Medan, metrokampung.com 
Lutfhi Hakim Fauzie merupakan seorang korban kabel menjuntai yang hampir menyebabkannya meninggal dunia. Luthfi mengalami luka berat akibat lilitan kabel yang melingkar di bagian leher setelah mobil Box menyambar kabel menjuntai di Jalan William Iskandar Pasar V Medan Estate pada 23 Februari 2024. 

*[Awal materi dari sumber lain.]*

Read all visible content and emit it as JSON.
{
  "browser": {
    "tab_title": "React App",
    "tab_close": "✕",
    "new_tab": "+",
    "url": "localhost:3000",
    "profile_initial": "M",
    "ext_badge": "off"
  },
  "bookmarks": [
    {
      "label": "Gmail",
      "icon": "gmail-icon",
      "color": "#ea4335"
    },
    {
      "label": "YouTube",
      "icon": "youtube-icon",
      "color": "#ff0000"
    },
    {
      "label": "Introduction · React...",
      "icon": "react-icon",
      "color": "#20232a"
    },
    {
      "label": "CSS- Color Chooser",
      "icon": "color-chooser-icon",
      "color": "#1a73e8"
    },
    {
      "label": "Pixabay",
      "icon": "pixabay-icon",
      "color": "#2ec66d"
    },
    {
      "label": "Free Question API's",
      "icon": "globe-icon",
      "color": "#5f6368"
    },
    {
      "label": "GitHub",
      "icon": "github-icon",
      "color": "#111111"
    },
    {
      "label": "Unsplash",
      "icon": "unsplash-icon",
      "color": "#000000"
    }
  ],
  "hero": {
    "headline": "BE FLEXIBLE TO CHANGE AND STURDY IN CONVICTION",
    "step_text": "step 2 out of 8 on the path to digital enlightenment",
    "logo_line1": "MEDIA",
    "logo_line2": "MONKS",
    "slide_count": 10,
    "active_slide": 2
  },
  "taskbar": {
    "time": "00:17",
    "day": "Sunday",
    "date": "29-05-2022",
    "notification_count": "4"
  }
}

Bermula saat Lutfhi hendak menjemput istrinya di sore hari dari Tembung kearah Medan. Dalam perjalannya menjemput istri, sekira Pukul 17:00 Wib kejadian tersebut terjadi dimana sebuah mobil box dikendarai oleh seorang sopir yang menggunakan baju yang diduga beratribut Indomaret menabrak kabel menjuntai sehingga kabel tersebut menyambar mengenai leher Luthfi. 

Akibatnya lutfi mengalami luka berat, dimana lehernya hampir putus dan harus di jahit sebanyak 20 Jahitan dan dirawat hingga Berbulan-bulan.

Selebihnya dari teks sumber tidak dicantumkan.